In a related development, despite the widespread belief that the ongoing crisis in the natural gas industry might hugely impact prices of crude oil, OPEC has said the effect will be marginal, given its own scenario analysis.
In a document obtained by THISDAY yesterday, titled: “Brief on Potential Impact of Recent Higher Natural Gas Prices on Global Oil Demand,” the oil producers’ group, noted that the study was necessary given the recent rise in global natural gas prices, and the current low levels of natural storage in various hubs.
Various industry experts and institutions, including the Nigerian National Petroleum Corporation (NNPC), recently made statements to the effect that the rising gas prices might lead to its substitution with other fuels, especially petrol, resulting in higher crude oil prices by $10, according to the national oil company.
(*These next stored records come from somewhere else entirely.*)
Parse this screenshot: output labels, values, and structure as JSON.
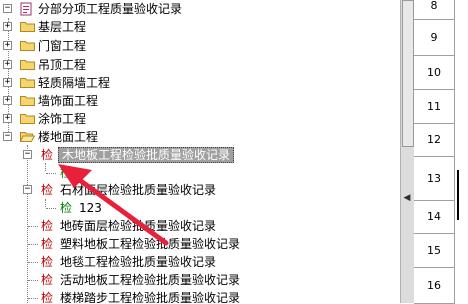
{
  "tree": {
    "items": [
      {
        "label": "分部分项工程质量验收记录",
        "type": "root"
      },
      {
        "label": "基层工程",
        "type": "folder"
      },
      {
        "label": "门窗工程",
        "type": "folder"
      },
      {
        "label": "吊顶工程",
        "type": "folder"
      },
      {
        "label": "轻质隔墙工程",
        "type": "folder"
      },
      {
        "label": "墙饰面工程",
        "type": "folder"
      },
      {
        "label": "涂饰工程",
        "type": "folder"
      },
      {
        "label": "楼地面工程",
        "type": "folder-open"
      },
      {
        "label": "木地板工程检验批质量验收记录",
        "type": "check",
        "selected": true
      },
      {
        "label": "检",
        "type": "sub"
      },
      {
        "label": "石材面层检验批质量验收记录",
        "type": "check"
      },
      {
        "label": "123",
        "type": "sub"
      },
      {
        "label": "地砖面层检验批质量验收记录",
        "type": "check"
      },
      {
        "label": "塑料地板工程检验批质量验收记录",
        "type": "check"
      },
      {
        "label": "地毯工程检验批质量验收记录",
        "type": "check"
      },
      {
        "label": "活动地板工程检验批质量验收记录",
        "type": "check"
      },
      {
        "label": "楼梯踏步工程检验批质量验收记录",
        "type": "check"
      }
    ],
    "check_glyph": "检"
  },
  "grid": {
    "rows": [
      "8",
      "9",
      "10",
      "11",
      "12",
      "13",
      "14",
      "15",
      "16"
    ]
  },
  "colors": {
    "check_red": "#c00000",
    "check_green": "#008000",
    "arrow_red": "#e8203a",
    "folder_yellow": "#f5d66e"
  }
}
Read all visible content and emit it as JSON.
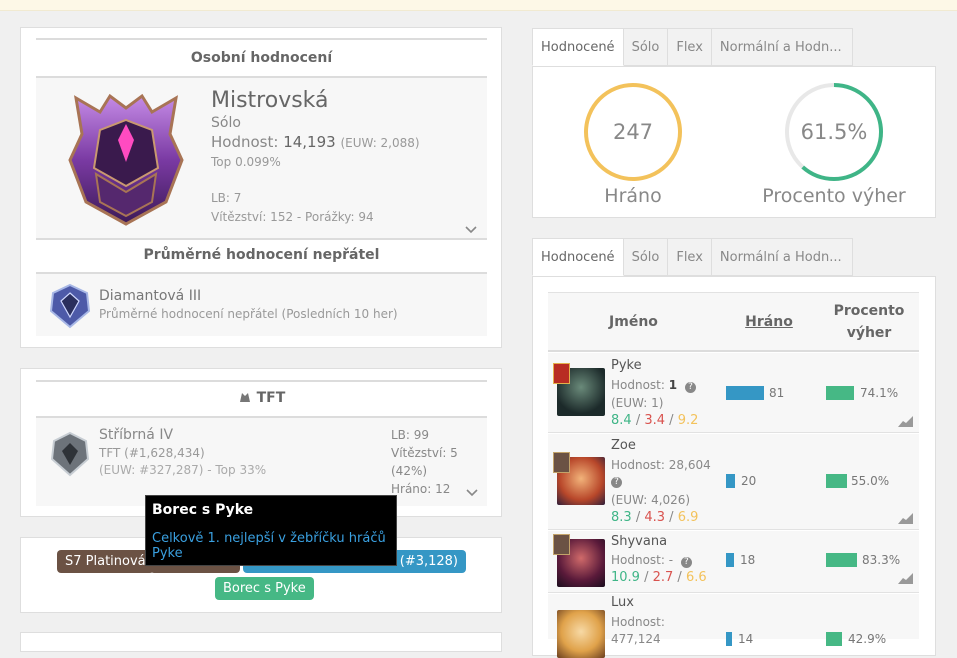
{
  "personal": {
    "title": "Osobní hodnocení",
    "tier": "Mistrovská",
    "queue": "Sólo",
    "lp_label": "Hodnost:",
    "lp_value": "14,193",
    "euw": "(EUW: 2,088)",
    "top": "Top 0.099%",
    "lb": "LB: 7",
    "wl": "Vítězství: 152 - Porážky: 94"
  },
  "opponents": {
    "title": "Průměrné hodnocení nepřátel",
    "tier": "Diamantová III",
    "subtitle": "Průměrné hodnocení nepřátel (Posledních 10 her)"
  },
  "tft": {
    "title": "TFT",
    "tier": "Stříbrná IV",
    "rank": "TFT (#1,628,434)",
    "euw": "(EUW: #327,287) - Top 33%",
    "lb": "LB: 99",
    "wins": "Vítězství: 5",
    "wins_pct": "(42%)",
    "played": "Hráno: 12"
  },
  "tooltip": {
    "title": "Borec s Pyke",
    "body": "Celkově 1. nejlepší v žebříčku hráčů Pyke"
  },
  "badges": {
    "s7": "S7 Platinová",
    "blue": "ů (#3,128)",
    "pyke": "Borec s Pyke"
  },
  "tabs1": [
    "Hodnocené",
    "Sólo",
    "Flex",
    "Normální a Hodn..."
  ],
  "tabs2": [
    "Hodnocené",
    "Sólo",
    "Flex",
    "Normální a Hodn..."
  ],
  "stats": {
    "played_value": "247",
    "played_label": "Hráno",
    "win_value": "61.5%",
    "win_fraction": 0.615,
    "win_label": "Procento výher"
  },
  "colors": {
    "yellow": "#f3c25b",
    "green": "#3fb587",
    "blue": "#3597c5",
    "brown": "#6b5244",
    "badge_green": "#46b885"
  },
  "table": {
    "col_name": "Jméno",
    "col_played": "Hráno",
    "col_win_1": "Procento",
    "col_win_2": "výher",
    "rows": [
      {
        "name": "Pyke",
        "rank_label": "Hodnost:",
        "rank_value": "1",
        "euw": "(EUW: 1)",
        "k": "8.4",
        "d": "3.4",
        "a": "9.2",
        "played": "81",
        "winrate": "74.1%"
      },
      {
        "name": "Zoe",
        "rank_label": "Hodnost:",
        "rank_value": "28,604",
        "euw": "(EUW: 4,026)",
        "k": "8.3",
        "d": "4.3",
        "a": "6.9",
        "played": "20",
        "winrate": "55.0%"
      },
      {
        "name": "Shyvana",
        "rank_label": "Hodnost:",
        "rank_value": "-",
        "euw": "",
        "k": "10.9",
        "d": "2.7",
        "a": "6.6",
        "played": "18",
        "winrate": "83.3%"
      },
      {
        "name": "Lux",
        "rank_label": "Hodnost:",
        "rank_value": "477,124",
        "euw": "",
        "k": "",
        "d": "",
        "a": "",
        "played": "14",
        "winrate": "42.9%"
      }
    ]
  }
}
Natural gas serves as a fuel for industry, mainly for power generation in manufacturing, refining and petrochemicals and residential sectors, but the report focused only on potential implications for industry because of the technical limitations it poses for residents.
It noted that recently, natural gas spot prices have risen sharply in the United States to reach $5.17/mmbtu on 20 September, compared with $1.34/mmbtu a year ago, due to freezing weather seen in the first half of the year and supply disruptions due to extreme weather conditions, in particular Hurricane Ida.
In Europe, prices have also soared on myriad factors, including harsher winter season seen in the H1, 2021, interruptions of supplies from Russia, concerns about the slow certification process of Russia’s Nord Stream 2 gas pipeline to Europe, lower-than-average storage levels, record prices for carbon emissions, and limited renewable power output.
Compared with $4/mmtu a year ago in South-west Europe, Liquefied Natural Gas (LNG) prices have soared to $25.70/mmbtu as of 20 September, according to Energy Intelligence, while current natural gas prices in Europe are equivalent to $150/b of crude oil.
The in-house document showed that hikes in natural gas prices incentivise substitution to more affordable fuels, indicating that switching from natural gas to LPG was already taking place as evidenced by reports of some refineries already feeding their furnaces with refinery LPG instead of natural gas.
OPEC stated that an important underlying assumption in its September 2021 market report is that weather conditions forecast for the upcoming winter months would be normal in line with the average of the past 20 years.
However, it noted that assuming a harsher winter in the upcoming winter months, which is from October 2021 through March 2022, it will sustain natural gas prices at high levels and incentivise more fuel switching from natural gas to fuel oil.
But the cartel noted that switching is expected only in certain parts of Europe and Asia, where movement from gas-fired to oil-fired power plants in the power generation sector and from natural gas to heating fuel, might occur.